Evaluating Weavability in Flax Yarn Using near Infrared Spectroscopy

The manufacture of linen fabrics depends on maintaining quality whilst maximising weaving efficiency. Problems often arise due to loom stoppages which are brought about by breaks in the warp yarns. For years researchers have attempted to bring about a full understanding of the mechanisms responsible. It is clear that weavability in flax yarn is primarily affected by chemical composition and structure, this is turn is affected by various steps in the production chain. In the search for objective methods for assessing flax yarn properties, instrumental techniques such as derivative thermogravimetric analysis (DTG), tensile testing and regularity have been developed.
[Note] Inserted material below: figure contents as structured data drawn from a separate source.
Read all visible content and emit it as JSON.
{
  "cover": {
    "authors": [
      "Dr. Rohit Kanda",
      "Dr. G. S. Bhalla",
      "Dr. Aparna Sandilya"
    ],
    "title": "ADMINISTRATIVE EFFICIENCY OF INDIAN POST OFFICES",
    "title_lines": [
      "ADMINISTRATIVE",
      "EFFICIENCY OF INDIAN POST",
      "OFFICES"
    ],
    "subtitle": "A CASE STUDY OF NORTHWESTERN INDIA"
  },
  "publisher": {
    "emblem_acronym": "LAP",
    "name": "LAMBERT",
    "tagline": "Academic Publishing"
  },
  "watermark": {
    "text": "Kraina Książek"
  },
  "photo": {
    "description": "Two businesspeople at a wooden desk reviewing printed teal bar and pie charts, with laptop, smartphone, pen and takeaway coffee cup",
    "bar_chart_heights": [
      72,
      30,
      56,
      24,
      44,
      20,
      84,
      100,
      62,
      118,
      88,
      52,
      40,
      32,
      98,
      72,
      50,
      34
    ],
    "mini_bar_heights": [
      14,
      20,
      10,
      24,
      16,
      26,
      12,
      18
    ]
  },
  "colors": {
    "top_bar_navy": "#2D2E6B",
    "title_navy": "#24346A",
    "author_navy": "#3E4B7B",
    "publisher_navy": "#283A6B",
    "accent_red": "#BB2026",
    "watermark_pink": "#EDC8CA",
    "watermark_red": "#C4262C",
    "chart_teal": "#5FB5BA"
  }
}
This investigation describes an attempt to construct relationships between these instrumental parameters taken from a range of flax yarns and near infrared (NIR) spectroscopy using partial least squares (PLS) regression analyses. Calibrations with DTG peak 1 weight loss (r² 0.83), regularity of thin and thick spots (r² 0.82, 0.81), nep counts (r² 0.82) and weaving breaks (r² 0.79) have all been produced. Using these relationships prediction equations for evaluating DTG peak 1 and 2 weight loss, regularity of thin spots on yarn and weaving performance (breaks per 10,000 picks) have been developed. These equations were validated using a blind set of flax yarn.